Spy plane's secrets may give China edge
By Dave Moniz / USA TODAYWASHINGTON -- China will gain a rare intelligence bonanza if the crewmembers of a Navy EP-3 surveillance airplane failed to destroy sensitive technologies before they fell into Chinese hands, military experts say.
The four-engine EP-3 aircraft, forced to land on the Chinese island of Hainan over the weekend, carries high-tech information-gathering equipment found in few other places, said Paul Beaver, an aircraft expert with Jane's Information Group in London.
"This is one of the crown jewels of naval intelligence," Beaver says. "It's some of the most sophisticated electronic warfare equipment available anywhere."
The EP-3 is a long-range reconnaissance airplane that monitors electronic signals on land, including radar transmissions and other communications. It is the Navy's main electronic intelligence gathering aircraft.
In emergencies involving the EP-3, the crew's job is to destroy sensitive equipment and information.
Adm. Dennis Blair, who heads U.S. Pacific Command in Hawaii, said Monday that he is confident that the airplane's crew would have destroyed sensitive materials before landing. Navy officials estimated that it took the plane between 30 minutes and an hour to fly to Hainan after the collision.
In one of its last communications from the plane, the crew told U.S. authorities the aircraft was being boarded by the Chinese, a senior U.S. official said.
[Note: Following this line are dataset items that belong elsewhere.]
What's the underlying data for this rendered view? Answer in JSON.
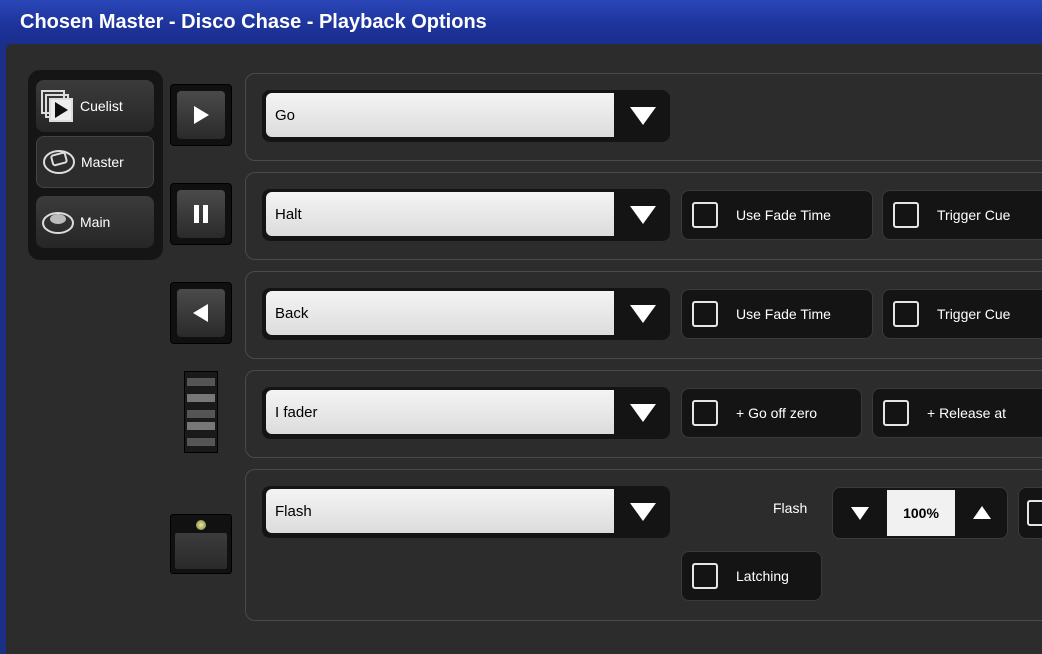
{
  "window": {
    "title": "Chosen Master - Disco Chase - Playback Options"
  },
  "tabs": [
    {
      "label": "Cuelist",
      "icon": "cuelist-icon"
    },
    {
      "label": "Master",
      "icon": "master-icon"
    },
    {
      "label": "Main",
      "icon": "main-icon"
    }
  ],
  "rows": {
    "go": {
      "value": "Go",
      "icon": "play-icon"
    },
    "halt": {
      "value": "Halt",
      "icon": "pause-icon",
      "opt1": "Use Fade Time",
      "opt2": "Trigger Cue"
    },
    "back": {
      "value": "Back",
      "icon": "back-icon",
      "opt1": "Use Fade Time",
      "opt2": "Trigger Cue"
    },
    "fader": {
      "value": "I fader",
      "icon": "fader-icon",
      "opt1": "+ Go off zero",
      "opt2": "+ Release at"
    },
    "flash": {
      "value": "Flash",
      "icon": "flash-button-icon",
      "flash_label": "Flash",
      "flash_level": "100%",
      "latching": "Latching"
    }
  },
  "colors": {
    "titlebar": "#1d339a",
    "panel": "#2c2c2c",
    "field": "#e8e8e8"
  }
}
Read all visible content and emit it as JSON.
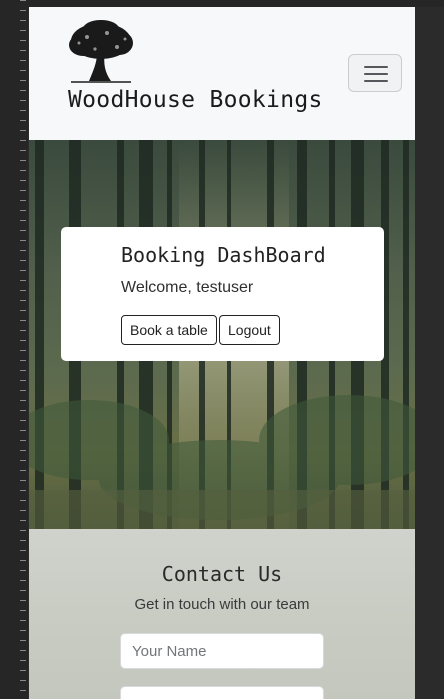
{
  "navbar": {
    "brand": "WoodHouse Bookings",
    "logo_icon": "tree-logo-icon",
    "menu_icon": "hamburger-menu-icon"
  },
  "dashboard": {
    "title": "Booking DashBoard",
    "welcome": "Welcome, testuser",
    "book_label": "Book a table",
    "logout_label": "Logout"
  },
  "contact": {
    "title": "Contact Us",
    "subtitle": "Get in touch with our team",
    "name_placeholder": "Your Name",
    "second_placeholder": ""
  },
  "colors": {
    "navbar_bg": "#f7f8fa",
    "card_bg": "#ffffff",
    "text_dark": "#222222"
  }
}
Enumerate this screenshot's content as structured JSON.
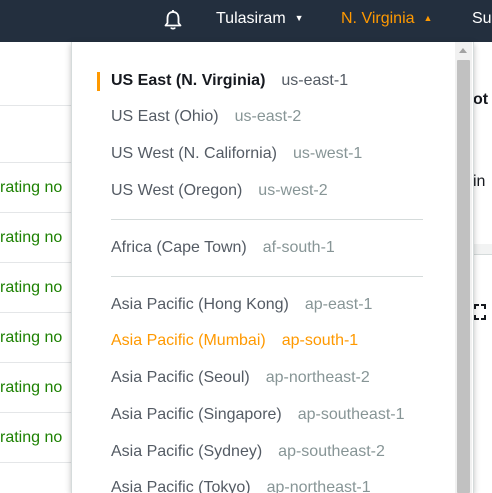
{
  "nav": {
    "user": "Tulasiram",
    "region": "N. Virginia",
    "support": "Su"
  },
  "background": {
    "row_text": "rating no",
    "right_texts": [
      "ot",
      "in"
    ],
    "right_icon": "expand-icon"
  },
  "regions": [
    {
      "name": "US East (N. Virginia)",
      "code": "us-east-1",
      "selected": true
    },
    {
      "name": "US East (Ohio)",
      "code": "us-east-2"
    },
    {
      "name": "US West (N. California)",
      "code": "us-west-1"
    },
    {
      "name": "US West (Oregon)",
      "code": "us-west-2"
    },
    {
      "name": "Africa (Cape Town)",
      "code": "af-south-1"
    },
    {
      "name": "Asia Pacific (Hong Kong)",
      "code": "ap-east-1"
    },
    {
      "name": "Asia Pacific (Mumbai)",
      "code": "ap-south-1",
      "hovered": true
    },
    {
      "name": "Asia Pacific (Seoul)",
      "code": "ap-northeast-2"
    },
    {
      "name": "Asia Pacific (Singapore)",
      "code": "ap-southeast-1"
    },
    {
      "name": "Asia Pacific (Sydney)",
      "code": "ap-southeast-2"
    },
    {
      "name": "Asia Pacific (Tokyo)",
      "code": "ap-northeast-1"
    }
  ],
  "colors": {
    "nav_bg": "#232f3e",
    "accent": "#ff9900",
    "status_green": "#1d8102"
  }
}
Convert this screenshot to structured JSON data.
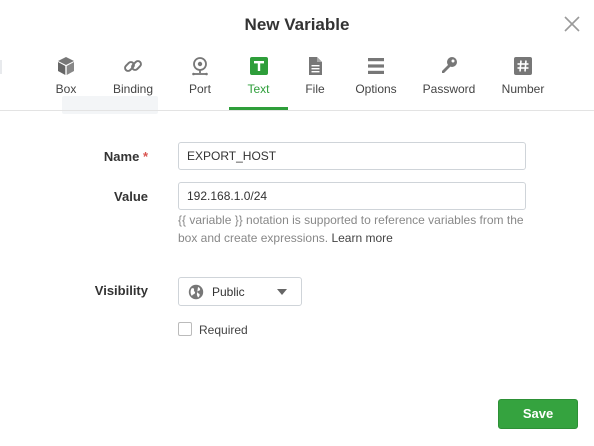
{
  "dialog": {
    "title": "New Variable"
  },
  "tabs": [
    {
      "label": "Box",
      "icon": "cube-icon",
      "active": false
    },
    {
      "label": "Binding",
      "icon": "link-icon",
      "active": false
    },
    {
      "label": "Port",
      "icon": "network-port-icon",
      "active": false
    },
    {
      "label": "Text",
      "icon": "text-icon",
      "active": true
    },
    {
      "label": "File",
      "icon": "file-icon",
      "active": false
    },
    {
      "label": "Options",
      "icon": "list-icon",
      "active": false
    },
    {
      "label": "Password",
      "icon": "key-icon",
      "active": false
    },
    {
      "label": "Number",
      "icon": "hash-icon",
      "active": false
    }
  ],
  "form": {
    "name_label": "Name",
    "required_marker": "*",
    "name_value": "EXPORT_HOST",
    "value_label": "Value",
    "value_value": "192.168.1.0/24",
    "help_text": "{{ variable }} notation is supported to reference variables from the box and create expressions.",
    "help_link": "Learn more",
    "visibility_label": "Visibility",
    "visibility_value": "Public",
    "required_label": "Required",
    "required_checked": false
  },
  "actions": {
    "save_label": "Save"
  },
  "colors": {
    "accent": "#2e9e3a",
    "save_button": "#35a33f",
    "required_marker": "#d9534f"
  }
}
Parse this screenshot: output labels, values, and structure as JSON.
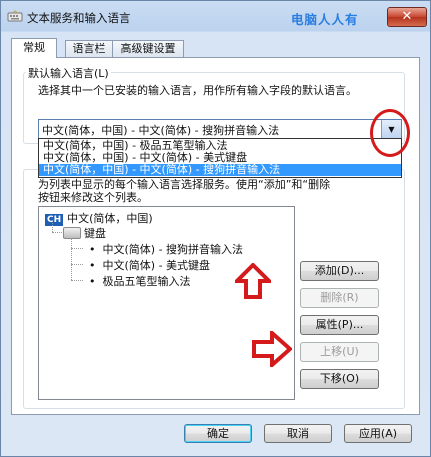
{
  "window": {
    "title": "文本服务和输入语言",
    "watermark": "电脑人人有",
    "close_glyph": "✕",
    "icon": "keyboard-app-icon"
  },
  "tabs": [
    {
      "label": "常规",
      "active": true
    },
    {
      "label": "语言栏",
      "active": false
    },
    {
      "label": "高级键设置",
      "active": false
    }
  ],
  "default_language": {
    "group_title": "默认输入语言(L)",
    "description": "选择其中一个已安装的输入语言，用作所有输入字段的默认语言。",
    "selected": "中文(简体，中国) - 中文(简体) - 搜狗拼音输入法",
    "dropdown_icon": "chevron-down-icon",
    "options": [
      {
        "label": "中文(简体，中国) - 极品五笔型输入法",
        "selected": false
      },
      {
        "label": "中文(简体，中国) - 中文(简体) - 美式键盘",
        "selected": false
      },
      {
        "label": "中文(简体，中国) - 中文(简体) - 搜狗拼音输入法",
        "selected": true
      }
    ]
  },
  "installed_services": {
    "description_line1": "为列表中显示的每个输入语言选择服务。使用“添加”和“删除",
    "description_line2": "按钮来修改这个列表。",
    "tree": {
      "language_code": "CH",
      "language": "中文(简体，中国)",
      "category": "键盘",
      "items": [
        "中文(简体) - 搜狗拼音输入法",
        "中文(简体) - 美式键盘",
        "极品五笔型输入法"
      ]
    },
    "buttons": {
      "add": "添加(D)...",
      "remove": "删除(R)",
      "properties": "属性(P)...",
      "move_up": "上移(U)",
      "move_down": "下移(O)"
    }
  },
  "footer": {
    "ok": "确定",
    "cancel": "取消",
    "apply": "应用(A)"
  },
  "colors": {
    "highlight": "#3399ff",
    "annotation_red": "#d41a1a",
    "watermark_blue": "#2a7de1"
  }
}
"We have every reason to think the Chinese have been all over the airplane," Ambassador Joseph Prueher said on today's Good Morning America.
Chinese Foreign Ministry spokesman Zhu Bangzao today quoted President Jiang Zemin as saying the plane violated international law and intruded into Chinese airspace by making an emergency landing without permission on Hainan.
"The responsibility fully lies with the American side. We have full evidence for that," Zhu quoted Jiang as saying. "China is the victim."
Zhu, at a Beijing news conference today, appeared to mock the American claim that the plane is protected by international law from outside inspection without U.S. permission, Zhu smiled and told the reporters: "If this plane is sovereign American territory, how did it land in China?"
By seeing the equipment up close, military experts say, the Chinese could gain an unprecedented window on how the U.S. monitors enemy capabilities.
Bill Korthals, a former Navy officer who flew on submarine-hunting P-3s similar to the confiscated aircraft, said crews have a "classified destruction plan" and are trained to quickly destroy sensitive equipment. The EP-3's 24 crewmembers would have had several options, including ditching the airplane at sea or opening the main cargo door to jettison as much gear as possible in weighted bags that would sink. The crew also might have used specially configured grenades, computer memory erasure devices or having someone wield an ax to shatter equipment.
"Destroying the computer tapes and the computer hard drives would protect most of what is sensitive about the airplane," said John Pike, director of GlobalSecurity.org, a defense, space and intelligence policy analysis organization. "The Chinese would not be able to see what the airplane had collected, and would have a hard time understanding the capabilities of the plane if they could not turn the computers on.